I may be talking through my whatever, because I haven't messed with WSEta ... yet :roll:. However... sounds-like a problem I ran into now and then porting "standard" Fortran code into DEC VAX Fortran (from which Compaq and Intel implementations, I think, derive some of their "features").

There are somewhat variant compiler implementations of the parameters and defaults in a file OPEN statement. In particular the file in question may already have been opened for read-write, when it's only needed for read-only by multiple IO units. In that case it's locked and and can't be associated with another IO unit, i.e. unit 14. The error won't show up until run-time unless the filename was hard-coded.

The fix is to find the offending OPEN statement(s) in the code and make sure it marks the file for read-only. FWIW.

I'll see what I can do, but it's the same file that has been working for years. The only thing different in this situation would be my new computer and core operating system (64 Bit versus 32 Bit). My thought was that the operating system is somehow splitting up the task, and thus "opening" the same file twice (Hyperthreading is usually seen as two processors by the operating system, even though there is physically only one).

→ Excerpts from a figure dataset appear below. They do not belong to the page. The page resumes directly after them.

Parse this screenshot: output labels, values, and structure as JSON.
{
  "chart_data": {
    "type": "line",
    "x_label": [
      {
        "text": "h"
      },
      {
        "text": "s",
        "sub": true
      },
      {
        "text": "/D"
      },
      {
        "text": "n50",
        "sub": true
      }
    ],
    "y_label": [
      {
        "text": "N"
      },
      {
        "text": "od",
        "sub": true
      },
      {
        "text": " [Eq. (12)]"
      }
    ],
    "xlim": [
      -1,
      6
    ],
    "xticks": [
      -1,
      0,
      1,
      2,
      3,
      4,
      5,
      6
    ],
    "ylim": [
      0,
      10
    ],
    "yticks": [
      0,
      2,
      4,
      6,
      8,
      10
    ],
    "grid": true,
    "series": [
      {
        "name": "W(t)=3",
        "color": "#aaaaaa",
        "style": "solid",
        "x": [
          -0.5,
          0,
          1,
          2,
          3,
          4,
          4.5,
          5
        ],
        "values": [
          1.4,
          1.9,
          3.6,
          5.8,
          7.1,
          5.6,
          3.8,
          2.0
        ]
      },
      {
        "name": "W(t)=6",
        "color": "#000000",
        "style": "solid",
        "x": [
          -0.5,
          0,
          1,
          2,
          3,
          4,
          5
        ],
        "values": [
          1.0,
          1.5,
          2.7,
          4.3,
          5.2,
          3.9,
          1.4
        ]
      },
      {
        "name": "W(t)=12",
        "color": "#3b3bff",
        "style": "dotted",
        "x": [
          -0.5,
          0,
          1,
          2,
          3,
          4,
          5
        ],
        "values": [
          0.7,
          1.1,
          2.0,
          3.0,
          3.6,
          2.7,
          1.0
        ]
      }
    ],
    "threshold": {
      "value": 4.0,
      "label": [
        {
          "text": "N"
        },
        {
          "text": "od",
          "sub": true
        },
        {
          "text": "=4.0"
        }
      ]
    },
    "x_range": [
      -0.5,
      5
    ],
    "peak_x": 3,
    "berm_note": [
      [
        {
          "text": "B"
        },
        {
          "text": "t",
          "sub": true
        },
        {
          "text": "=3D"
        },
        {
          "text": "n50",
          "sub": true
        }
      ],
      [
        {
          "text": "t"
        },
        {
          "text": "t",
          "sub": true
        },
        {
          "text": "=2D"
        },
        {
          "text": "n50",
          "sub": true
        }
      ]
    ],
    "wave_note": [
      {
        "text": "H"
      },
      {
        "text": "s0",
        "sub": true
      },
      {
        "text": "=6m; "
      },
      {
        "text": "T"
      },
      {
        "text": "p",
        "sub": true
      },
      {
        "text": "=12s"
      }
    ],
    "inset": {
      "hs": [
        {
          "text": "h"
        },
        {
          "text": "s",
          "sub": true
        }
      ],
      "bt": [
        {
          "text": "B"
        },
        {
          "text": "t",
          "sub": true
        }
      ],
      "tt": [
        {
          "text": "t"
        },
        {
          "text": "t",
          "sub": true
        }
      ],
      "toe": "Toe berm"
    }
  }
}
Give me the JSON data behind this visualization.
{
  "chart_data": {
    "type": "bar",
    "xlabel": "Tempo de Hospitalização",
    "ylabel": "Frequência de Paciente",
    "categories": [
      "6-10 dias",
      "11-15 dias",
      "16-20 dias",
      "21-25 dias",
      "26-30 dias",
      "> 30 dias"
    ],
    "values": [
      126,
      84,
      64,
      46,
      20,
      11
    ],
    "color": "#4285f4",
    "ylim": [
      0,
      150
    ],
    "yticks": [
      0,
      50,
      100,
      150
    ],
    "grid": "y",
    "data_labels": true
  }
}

I've started reading the WRF manual, and building/installing it seems to be the easy (well, easIER) part... Getting the correct data and piping it to the correct programs will be the tough part.
 
I'm looking to run some higher resolution models for the ocean (like the Southern Ocean). Is this possible? What about a high resolution nested grid?

What kind of investment/frustration factor would I have setting this up? As an alternative, are there any good free or subscription services for this type of data.
 
I would say it's possible, Bill. The model would probably initialize boundary conditions (and probably initial conditions) from the GFS.

I am still trying to get the WRF up and running. I get the entire stream of MADIS observational data, so I could initialize the WRF using real-time datasets that operational models don't even ingest (primarily because the datasets themselves aren't operational). The datasets include many mesonets, aircraft data, satellite derived winds, NEXRAD, etc..

But, none of that matters if you can't even get the thing compiled. I downloaded the latest Intel Fortran 90 compiler, but I can't get it to work with the WRF - I get TONS of errors (I probably don't have the compiler flags set right or something, and don't even know where to begin). There really isn't a "support center" for the WRF either, so no chance at getting any help that way. There are forums available, but the response time is usually about one month per reply - not exactly efficient.

For anyone looking to get involved with this kind of stuff... It is VERY confusing. It's not so much running the model that's confusing, it's getting the thing installed and configuring it for runtime. If you have little to no experience with *nix systems, you're looking at a nearly vertical learning curve.